BDD approach in test automation


From my point of view and my personal (and not only mine) experience in test automation area BDD is a very controversial approach. From one side according to many resources and examples it looks cool and promising, should solve some typical problems and make life better. From the other side by some magic reason personally me don’t have at least one real world example (even in my colleagues experience) where the approach reached this goal. It’s time to dive deeper to see why this happens…


What is BDD

For those who didn’t hear about BDD: shortly the approach and underlying toolset (frameworks like JBehave, Cucumber, SpecFlow etc.) allow business analysts to write acceptance criteria using “special language” at the stage of forming business requirements for a product. And later those criteria automagically with help of the frameworks become acceptance tests: so the scenarios are “ready” when even development is not started yet. Gherkin is an example of such language used for writing, and some typical scenario from an average example is:

Feature: Money Transfer
  As a bank customer
  I want to transfer money to another account 
  So that I can pay my bills

Scenario 1: Successful Money Transfer
  Given the user is logged into their online banking account
  And the user has enough balance in their account
  When the user initiates a transfer of $150 to another account
  Then the transfer should be successful
  And the user's account balance should be reduced by $150
  And the recipient's account balance should be increased by $150

Scenario 2: Insufficient Balance for Transfer
  Given the user is logged into their online banking account
  And the user does not have enough balance in their account
  When the user attempts to transfer $150 to another account
  Then the transfer should be declined
  And the user should see an error message indicating insufficient funds

Sounds and looks cool, right? I decided to investigate why this is not cool in real world (again, I talk about my and my colleagues experience)

Investigation

In real life I usually see or face with very typical situations:

  • Instead of business cases BDD is used to automate functional tests. Moreover I really confused when in such case BDD is proposed or initiated by developers or test automation team, it looks counterintuitive (the max degree of absurdity is when they then create scenarios themselves)
  • I often see pretty long and complex scenarios (dozens, even sometimes hundreds of lines) parameterized with a big number of parameters what makes scenarios look not like business but old school KDT approach
  • I want to specially separate case when BDD is used to automate API or even DB tests
  • Sometimes I hear such arguments as

    It’s easier to read scenarios and understand them, so entry threshold is lower

    Yes, maybe, but it’s not for free: test automation team wastes more efforts to create and support BDD interlayer within test automation framework, so in total it does not bring any benefits.

Remarks and conclusions

  1. BDD is BEHAVIOR, not functional driven testing approach. So it’s suitable for acceptance, but not functional testing
  2. Ideally BDD scenarios should be written by analysts on business requirements forming stage. This means that BDD approach should be integrated into project processes and be supported by them, it’s not only tool which allows to write human readable test scenarios
  3. Don’t choose BDD just because of you want manual QA will start white tests for you, they often won’t :)

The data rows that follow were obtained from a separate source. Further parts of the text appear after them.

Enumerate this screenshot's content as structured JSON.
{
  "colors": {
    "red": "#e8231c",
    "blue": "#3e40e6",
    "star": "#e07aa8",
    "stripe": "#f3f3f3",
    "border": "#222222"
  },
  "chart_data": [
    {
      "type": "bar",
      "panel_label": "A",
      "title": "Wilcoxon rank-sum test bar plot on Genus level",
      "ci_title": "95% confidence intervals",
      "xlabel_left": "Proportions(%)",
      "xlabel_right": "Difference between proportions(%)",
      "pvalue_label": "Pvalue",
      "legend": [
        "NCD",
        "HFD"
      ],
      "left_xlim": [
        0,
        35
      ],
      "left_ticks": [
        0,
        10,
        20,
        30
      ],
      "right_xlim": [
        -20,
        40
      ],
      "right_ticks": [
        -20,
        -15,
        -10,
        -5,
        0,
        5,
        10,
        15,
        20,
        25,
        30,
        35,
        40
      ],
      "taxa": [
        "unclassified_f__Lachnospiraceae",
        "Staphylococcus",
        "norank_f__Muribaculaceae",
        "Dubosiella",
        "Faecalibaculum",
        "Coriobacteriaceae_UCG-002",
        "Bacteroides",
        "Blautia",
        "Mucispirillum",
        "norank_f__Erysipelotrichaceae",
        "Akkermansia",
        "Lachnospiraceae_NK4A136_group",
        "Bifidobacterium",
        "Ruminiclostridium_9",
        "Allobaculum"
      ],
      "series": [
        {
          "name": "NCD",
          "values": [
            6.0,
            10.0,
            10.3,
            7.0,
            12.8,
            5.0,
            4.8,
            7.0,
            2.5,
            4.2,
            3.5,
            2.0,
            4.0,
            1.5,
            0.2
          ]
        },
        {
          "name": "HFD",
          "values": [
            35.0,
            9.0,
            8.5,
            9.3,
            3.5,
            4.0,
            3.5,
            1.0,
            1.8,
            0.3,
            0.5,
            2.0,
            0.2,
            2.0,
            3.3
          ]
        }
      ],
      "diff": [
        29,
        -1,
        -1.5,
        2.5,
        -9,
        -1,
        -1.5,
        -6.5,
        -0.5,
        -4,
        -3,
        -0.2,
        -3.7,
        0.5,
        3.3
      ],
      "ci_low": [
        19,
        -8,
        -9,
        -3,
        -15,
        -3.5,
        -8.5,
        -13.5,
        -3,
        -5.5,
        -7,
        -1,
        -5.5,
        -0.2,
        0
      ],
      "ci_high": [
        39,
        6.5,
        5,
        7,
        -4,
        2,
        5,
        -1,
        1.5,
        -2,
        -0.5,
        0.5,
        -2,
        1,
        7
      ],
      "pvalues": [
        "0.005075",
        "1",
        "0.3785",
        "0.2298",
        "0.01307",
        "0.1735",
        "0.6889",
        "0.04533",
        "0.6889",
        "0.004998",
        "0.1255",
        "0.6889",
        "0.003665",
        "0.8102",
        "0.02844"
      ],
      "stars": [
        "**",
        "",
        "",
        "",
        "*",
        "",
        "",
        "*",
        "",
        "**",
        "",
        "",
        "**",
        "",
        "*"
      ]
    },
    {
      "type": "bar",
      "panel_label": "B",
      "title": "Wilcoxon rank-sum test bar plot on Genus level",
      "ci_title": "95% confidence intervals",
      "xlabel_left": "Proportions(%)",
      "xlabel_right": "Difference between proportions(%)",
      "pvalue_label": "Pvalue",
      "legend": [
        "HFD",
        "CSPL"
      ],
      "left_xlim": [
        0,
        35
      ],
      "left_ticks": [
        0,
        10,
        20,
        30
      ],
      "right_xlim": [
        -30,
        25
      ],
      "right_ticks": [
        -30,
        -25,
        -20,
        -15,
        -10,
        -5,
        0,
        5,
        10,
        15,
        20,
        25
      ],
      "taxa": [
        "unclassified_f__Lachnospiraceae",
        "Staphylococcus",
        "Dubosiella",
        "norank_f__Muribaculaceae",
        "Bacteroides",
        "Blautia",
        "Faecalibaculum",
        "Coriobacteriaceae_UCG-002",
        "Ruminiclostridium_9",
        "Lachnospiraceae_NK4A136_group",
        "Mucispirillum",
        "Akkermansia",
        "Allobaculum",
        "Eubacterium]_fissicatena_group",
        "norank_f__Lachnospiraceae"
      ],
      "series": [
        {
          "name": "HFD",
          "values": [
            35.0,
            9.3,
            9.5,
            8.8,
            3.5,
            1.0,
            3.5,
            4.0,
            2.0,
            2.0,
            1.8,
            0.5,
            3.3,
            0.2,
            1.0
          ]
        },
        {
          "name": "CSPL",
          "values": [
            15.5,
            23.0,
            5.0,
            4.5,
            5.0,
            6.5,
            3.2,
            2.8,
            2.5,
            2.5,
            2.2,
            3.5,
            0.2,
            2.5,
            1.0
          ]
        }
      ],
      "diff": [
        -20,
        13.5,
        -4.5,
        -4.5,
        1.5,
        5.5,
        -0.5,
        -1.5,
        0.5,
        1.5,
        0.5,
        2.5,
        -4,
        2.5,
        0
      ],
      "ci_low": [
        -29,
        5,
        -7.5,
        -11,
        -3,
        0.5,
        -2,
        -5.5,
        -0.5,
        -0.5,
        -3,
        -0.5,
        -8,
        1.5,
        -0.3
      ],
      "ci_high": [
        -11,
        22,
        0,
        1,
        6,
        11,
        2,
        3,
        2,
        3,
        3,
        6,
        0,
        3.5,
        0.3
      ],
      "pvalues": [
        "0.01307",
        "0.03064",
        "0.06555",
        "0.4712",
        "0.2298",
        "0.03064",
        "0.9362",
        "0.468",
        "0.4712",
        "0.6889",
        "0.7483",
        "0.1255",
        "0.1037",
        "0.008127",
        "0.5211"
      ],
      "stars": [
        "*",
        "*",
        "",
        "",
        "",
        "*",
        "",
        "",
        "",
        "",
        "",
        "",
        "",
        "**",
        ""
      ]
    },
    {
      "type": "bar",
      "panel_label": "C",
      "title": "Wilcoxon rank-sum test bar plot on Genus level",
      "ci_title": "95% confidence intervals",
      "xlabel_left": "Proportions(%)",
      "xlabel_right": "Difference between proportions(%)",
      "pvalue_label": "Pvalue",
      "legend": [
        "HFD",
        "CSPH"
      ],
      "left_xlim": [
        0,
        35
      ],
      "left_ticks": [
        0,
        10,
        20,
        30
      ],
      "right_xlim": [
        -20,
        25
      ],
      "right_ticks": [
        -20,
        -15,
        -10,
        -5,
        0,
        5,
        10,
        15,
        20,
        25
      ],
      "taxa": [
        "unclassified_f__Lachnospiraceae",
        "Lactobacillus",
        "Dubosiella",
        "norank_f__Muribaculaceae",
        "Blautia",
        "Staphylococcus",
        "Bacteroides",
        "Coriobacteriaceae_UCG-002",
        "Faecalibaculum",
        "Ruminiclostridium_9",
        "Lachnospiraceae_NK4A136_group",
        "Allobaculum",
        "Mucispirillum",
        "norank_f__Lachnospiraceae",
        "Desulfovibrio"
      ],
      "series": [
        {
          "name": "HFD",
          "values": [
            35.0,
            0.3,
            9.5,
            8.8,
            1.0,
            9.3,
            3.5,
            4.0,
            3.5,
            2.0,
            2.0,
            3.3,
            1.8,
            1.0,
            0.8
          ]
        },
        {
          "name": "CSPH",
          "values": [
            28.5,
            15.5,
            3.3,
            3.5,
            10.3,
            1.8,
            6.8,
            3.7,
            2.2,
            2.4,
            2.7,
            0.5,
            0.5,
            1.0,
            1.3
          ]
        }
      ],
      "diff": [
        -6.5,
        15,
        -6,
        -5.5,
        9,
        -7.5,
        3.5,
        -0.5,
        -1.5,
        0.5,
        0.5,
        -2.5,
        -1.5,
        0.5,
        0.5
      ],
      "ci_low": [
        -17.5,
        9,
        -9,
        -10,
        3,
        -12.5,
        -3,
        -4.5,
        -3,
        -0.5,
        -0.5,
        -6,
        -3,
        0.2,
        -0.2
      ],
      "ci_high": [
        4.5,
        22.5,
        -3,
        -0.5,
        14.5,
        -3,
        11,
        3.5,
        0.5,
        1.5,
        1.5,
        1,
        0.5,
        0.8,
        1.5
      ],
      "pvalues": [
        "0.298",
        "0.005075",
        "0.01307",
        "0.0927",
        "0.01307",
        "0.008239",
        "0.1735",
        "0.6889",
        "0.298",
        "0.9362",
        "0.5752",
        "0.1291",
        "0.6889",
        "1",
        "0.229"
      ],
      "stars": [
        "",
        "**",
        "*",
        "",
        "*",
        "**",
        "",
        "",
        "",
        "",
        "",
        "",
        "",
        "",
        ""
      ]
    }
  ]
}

Looks like all of above leads to more or less specific conditions for BDD application areas: whole project should support BDD paradigm where BDD is used for real acceptance tests created by analysts on early stages. Possibly the project should not be too big as efforts to support automation framework BDD interlayer will grow.

BDD and AI

Potentially there could be very interesting synergy of BDD and AI. Suppose BDD will benefit from AI and could significantly simplify and improve a process. As an example LLM could take a work to generate all acceptance scenarios based on business requirements (this type of work is one of the main areas where LLM is really good).

P.S.

I found this post bringing right thoughts in part of work on creation or adaptation of BDD scenarios.
Personally for me “right” BDD is still a white spot on the map of my experience, but it would be interesting for me to face with such real world example.